The other polls are less reliable, sometimes even zany. Too many of them under-sample Republicans. Take a Washington Post/ABC News poll that ran earlier this month. It had Obama leading Romney 49-48 among likely voters, and 50-44 among registered voters.

But turn to the key question — party affiliation — and you learn that the sample was 33 percent Democrat, 23 percent Republican and 37 percent Independent.

Which means you take that poll with a large grain of salt.

The party breakdown of the voters who showed up on Election Day in 2008 was roughly 39 percent Democrat, 32 percent Republican and 29 percent independent. In other words, the GOP share of The Post poll was even below GOP turnout for an election that heavily favored Democrats.

Few people believe this year’s Democratic share of the vote will match ’08 levels, but many of these news-organization polls are using samples that try to replicate the 2008 electorate.

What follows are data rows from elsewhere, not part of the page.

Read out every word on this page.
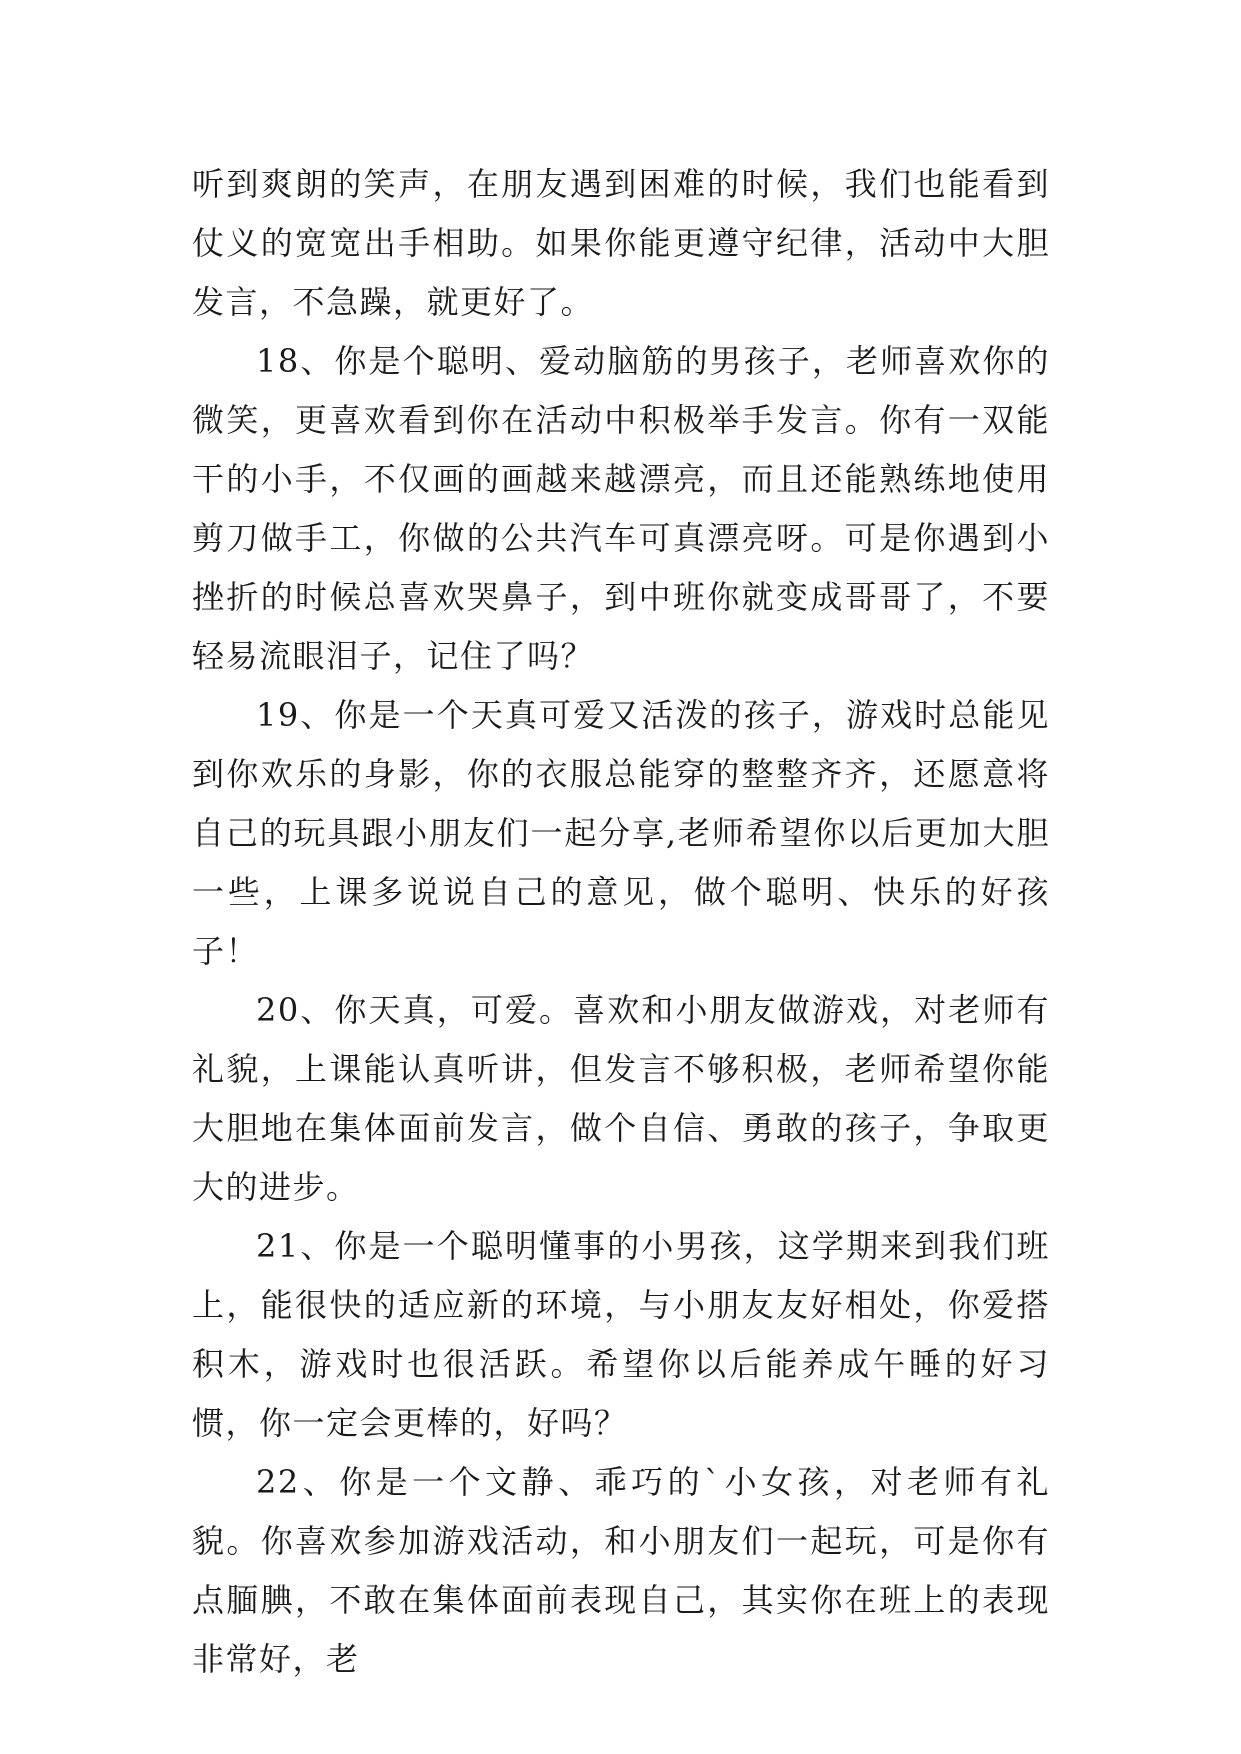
听到爽朗的笑声，在朋友遇到困难的时候，我们也能看到仗义的宽宽出手相助。如果你能更遵守纪律，活动中大胆发言，不急躁，就更好了。

18、你是个聪明、爱动脑筋的男孩子，老师喜欢你的微笑，更喜欢看到你在活动中积极举手发言。你有一双能干的小手，不仅画的画越来越漂亮，而且还能熟练地使用剪刀做手工，你做的公共汽车可真漂亮呀。可是你遇到小挫折的时候总喜欢哭鼻子，到中班你就变成哥哥了，不要轻易流眼泪子，记住了吗？

19、你是一个天真可爱又活泼的孩子，游戏时总能见到你欢乐的身影，你的衣服总能穿的整整齐齐，还愿意将自己的玩具跟小朋友们一起分享,老师希望你以后更加大胆一些，上课多说说自己的意见，做个聪明、快乐的好孩子！

20、你天真，可爱。喜欢和小朋友做游戏，对老师有礼貌，上课能认真听讲，但发言不够积极，老师希望你能大胆地在集体面前发言，做个自信、勇敢的孩子，争取更大的进步。

21、你是一个聪明懂事的小男孩，这学期来到我们班上，能很快的适应新的环境，与小朋友友好相处，你爱搭积木，游戏时也很活跃。希望你以后能养成午睡的好习惯，你一定会更棒的，好吗？

22、你是一个文静、乖巧的`小女孩，对老师有礼貌。你喜欢参加游戏活动，和小朋友们一起玩，可是你有点腼腆，不敢在集体面前表现自己，其实你在班上的表现非常好，老
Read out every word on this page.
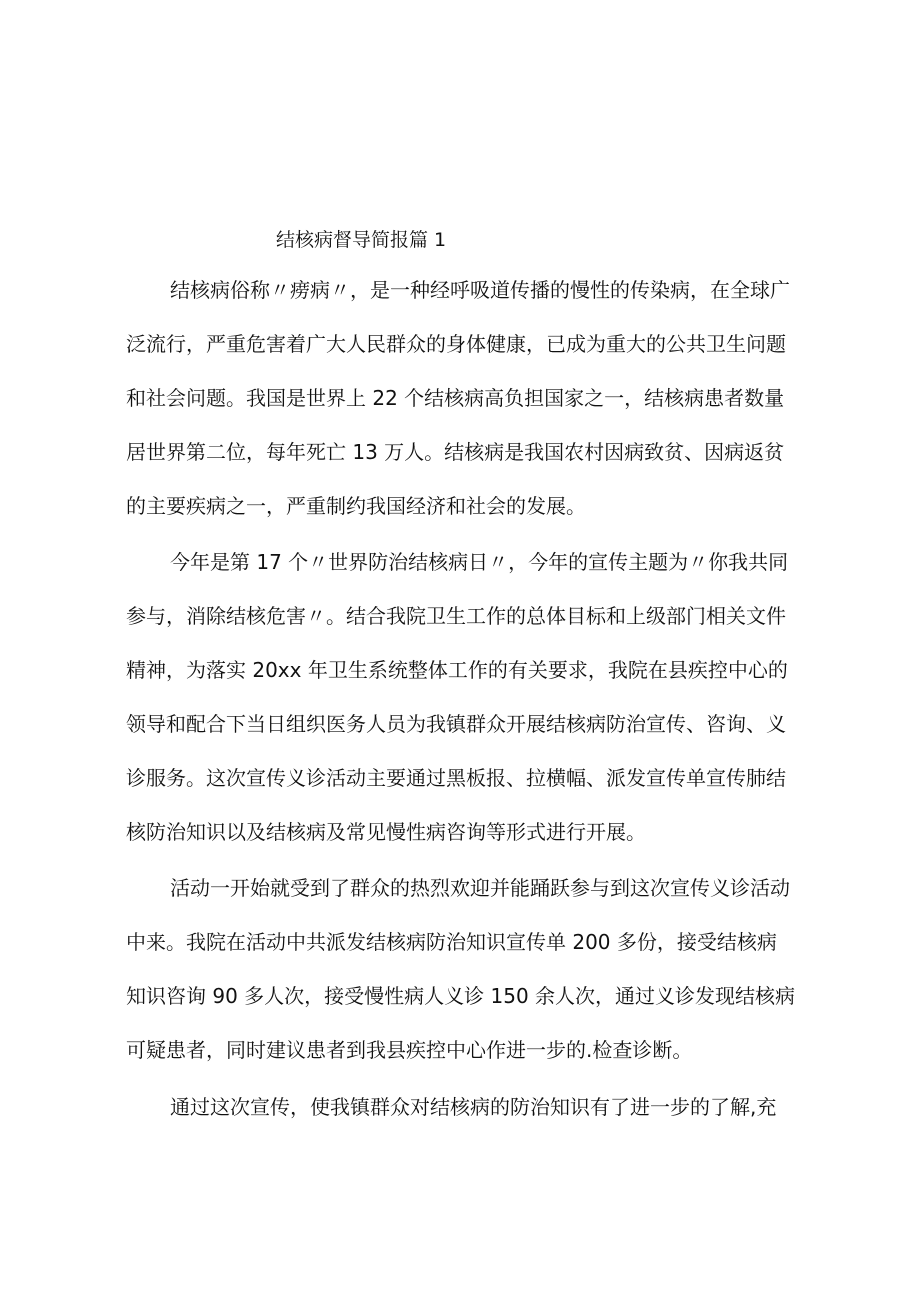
结核病督导简报篇 1
结核病俗称〃痨病〃，是一种经呼吸道传播的慢性的传染病，在全球广
泛流行，严重危害着广大人民群众的身体健康，已成为重大的公共卫生问题
和社会问题。我国是世界上 22 个结核病高负担国家之一，结核病患者数量
居世界第二位，每年死亡 13 万人。结核病是我国农村因病致贫、因病返贫
的主要疾病之一，严重制约我国经济和社会的发展。
今年是第 17 个〃世界防治结核病日〃，今年的宣传主题为〃你我共同
参与，消除结核危害〃。结合我院卫生工作的总体目标和上级部门相关文件
精神，为落实 20xx 年卫生系统整体工作的有关要求，我院在县疾控中心的
领导和配合下当日组织医务人员为我镇群众开展结核病防治宣传、咨询、义
诊服务。这次宣传义诊活动主要通过黑板报、拉横幅、派发宣传单宣传肺结
核防治知识以及结核病及常见慢性病咨询等形式进行开展。
活动一开始就受到了群众的热烈欢迎并能踊跃参与到这次宣传义诊活动
中来。我院在活动中共派发结核病防治知识宣传单 200 多份，接受结核病
知识咨询 90 多人次，接受慢性病人义诊 150 余人次，通过义诊发现结核病
可疑患者，同时建议患者到我县疾控中心作进一步的.检查诊断。
通过这次宣传，使我镇群众对结核病的防治知识有了进一步的了解,充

That makes little sense. Consider two groups that were key to Obama’s ’08 victory — African Americans and young voters. After nearly four years of feeble economic growth, the enthusiasm of both has undoubtedly waned.

Obama cannot again offer himself as the shining hope who will transform our politics. Most polls give Republicans a big edge in enthusiasm.

Pollsters surround themselves with technical gobbledygook but what they do is more art than science. They try to forecast the makeup of the electorate that will show up Nov. 6 and then construct a random sample of respondents with those characteristics, not only in terms of party preference but all sorts of criteria such as gender, age, racial composition and urban/rural split.

Many pollsters are guarded about how they “weight” their samples — what my political consultant friend called “the voodoo.” But flaws in the sample aren’t always hidden in the voodoo; they can be glaringly obvious, as in The Post poll cited above.

A CNN/ORC poll earlier this month, for example, had Obama up 52-46. Dean Chambers at Examiner.com looked at the fine print and discovered that only 4.2 percent of the sample was made up of independent voters, a group that has been solidly in the Romney camp. The other proportions were 50.4 percent Democrat and 45.4 percent Republican.

Compare those proportions to Rasmussen’s August party-preference survey, which revealed an electorate 37.6 percent Republican, 33.3 percent Democrat, and 29.2 percent independent or “other.” Chambers figured that properly weighted, the poll should have had Romney ahead of Obama 53-45.

So where is the race now? Probably where it has been for some time. Obama is slightly ahead, but the prize is still up for grabs — perhaps why all these polls are driving so many people nuts.